Thursday, November 19, 2020

Standing Room Only, Part I: Introduction

"Let it rain, I don't care.  I'm waterproof."
- A housed young woman overheard at Golden Gardens Park the night of October 16.

Dear Diary,

You may find this hard to believe, considering that we met the day I went on a long, rainy hike, but actually, I'm a pretty sedentary person.  I do like to pace, especially when reading a book, but still, I spend much more of each normal day sitting than I'm told is good for me.

Unfortunately for me this part of this year, Seattle doesn't much believe in sheltered seating.  Granted, the most concise English word for "place shaded from sun no matter the date and time, and sheltered from rain no matter the wind" is "inside", and inside is where we unsheltered homeless must not be this year, or everyone in the country would die of COVID-19, or equity, or something.  But Seattle does have lots of outdoor seating, and lots of reasonably sheltered outdoor spaces (such as the doorways I've slept in, these past eight years).  What it has a shortage of is sheltered outdoor seating.

Why does it matter?  Aren't we just as waterproof as the young lady I quoted?  No.  We aren't.  Every year, hypothermia - freezing to death - is a leading cause of death for homeless people, both nationwide and right here in Seattle.  And nothing one is likely to encounter in daily life chills one faster than water.  Some water we can't avoid:  fog, no matter how pretty, is always risky, for example.  But rain is usually fairly easy to avoid, unless one is doing something so obviously lunatic as hiking.

The problem is to avoid the rain in some posture other than standing.  Sitting or lying on pavement is problematic because concrete is also a pretty efficient equaliser of temperatures.  (Seattle's sit-lie ordinances aren't meant for our good, and don't apply at the most dangerous time, night, but still have probably prevented some deaths.)  Metal, such as Seattle's Department of Parks and Recreation currently prefers to make park furniture from, is even worse.
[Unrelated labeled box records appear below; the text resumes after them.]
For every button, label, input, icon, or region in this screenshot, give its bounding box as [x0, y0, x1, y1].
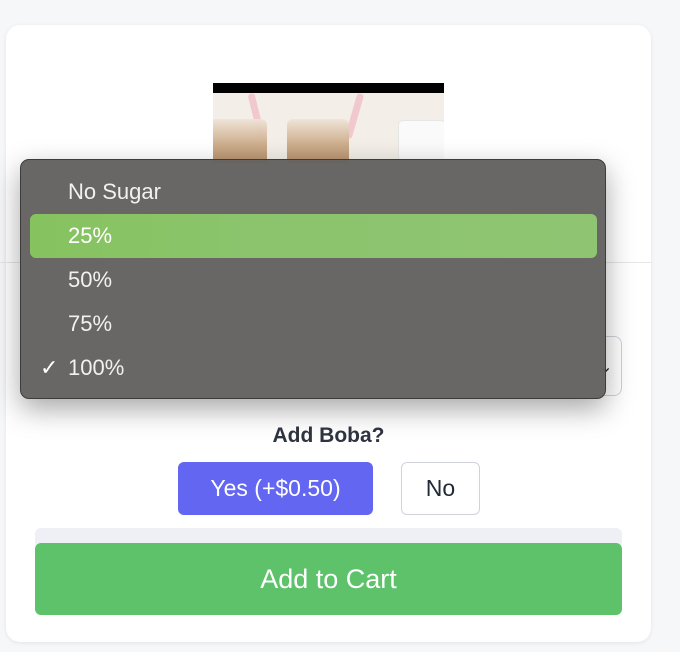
menu-item-no-sugar[interactable]: No Sugar — [30, 170, 597, 214]
menu-item-label: No Sugar — [68, 179, 161, 204]
menu-item-75[interactable]: 75% — [30, 302, 597, 346]
boba-yes-button[interactable]: Yes (+$0.50) — [178, 462, 373, 515]
menu-item-label: 50% — [68, 267, 113, 292]
boba-label: Add Boba? — [272, 424, 385, 447]
cup-right — [287, 119, 349, 163]
menu-item-100[interactable]: ✓ 100% — [30, 346, 597, 390]
product-image — [213, 83, 444, 163]
menu-item-label: 100% — [68, 355, 125, 380]
image-top-bar — [213, 83, 444, 93]
sugar-dropdown-menu: No Sugar 25% 50% 75% ✓ 100% — [20, 159, 606, 399]
checkmark-icon: ✓ — [40, 355, 59, 380]
add-to-cart-button[interactable]: Add to Cart — [35, 543, 622, 615]
mug — [399, 121, 444, 161]
boba-no-button[interactable]: No — [401, 462, 480, 515]
cup-left — [213, 119, 267, 163]
menu-item-label: 25% — [68, 223, 113, 248]
menu-item-label: 75% — [68, 311, 113, 336]
menu-item-50[interactable]: 50% — [30, 258, 597, 302]
menu-item-25[interactable]: 25% — [30, 214, 597, 258]
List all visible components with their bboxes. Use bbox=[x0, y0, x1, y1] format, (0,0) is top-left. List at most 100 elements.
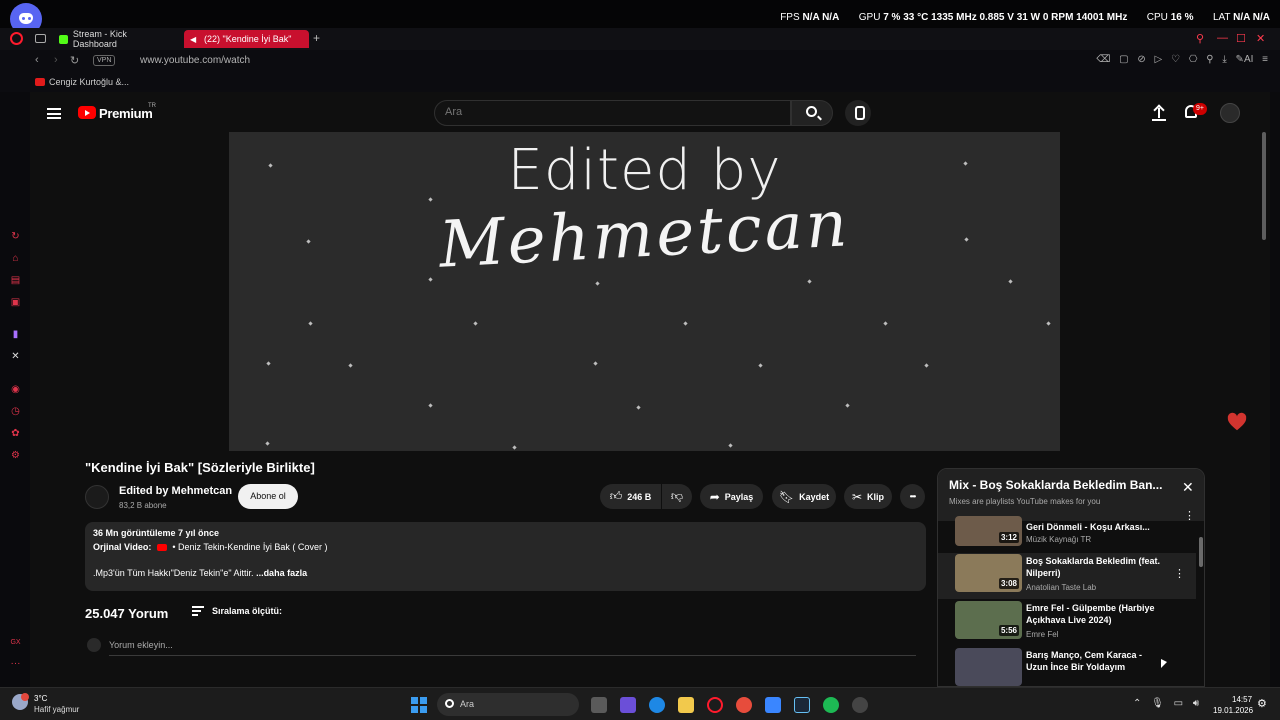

I spent much of September and October evaluating my options around UW, and although the search led me for the first time in eight years seriously to consider a tent, today am at the best option, admittedly a concrete bench but with a thick blanket folded under me.  But it seemed to me there had to be some relationship between this search and the parks.  And there is!  Sure, it took me days to think of it, but for most people smarter than snails the answer is obvious:  parks have sheltered benches in shelters, don't they?

In fact the department has a convenient list of the shelters it thinks people will pay it to reserve.  (That list links to maps of the relevant parks, probably a majority of the parks in North Seattle for which official maps are available.)  This year, because the department thinks it's unhealthy, or sinful, or something to have picnics during a pandemic, it isn't accepting that pay.  So many of the shelters are available for our use.  I used my October hikes to photograph all the rentable shelters, as well as a couple so small the department doesn't even try to rent them.

I'm quite sure there's only one picnic shelter among the many parks near the U District, in the part of Ravenna Park near the "upper" restrooms, and it doesn't shelter any actual seating, as we'll see.  But a disproportionate number are near the UW for looser values of "near":  View Ridge Playfield, Meridian Playground, Gas Works Park, and although Magnuson Park isn't actually "near" anything at all, it too is in the southeastern quarter of North Seattle.  So the next page, which I hope to write today, is about those shelters.  Another disproportionate number are in Woodland Park, which will again get a page of its own, and the fourth and last page will cover the leftovers -Meadowbrook Playfield and Carkeek, Golden Gardens and Maple Leaf Reservoir Parks.

All for now, dear Diary, but hopefully not for today.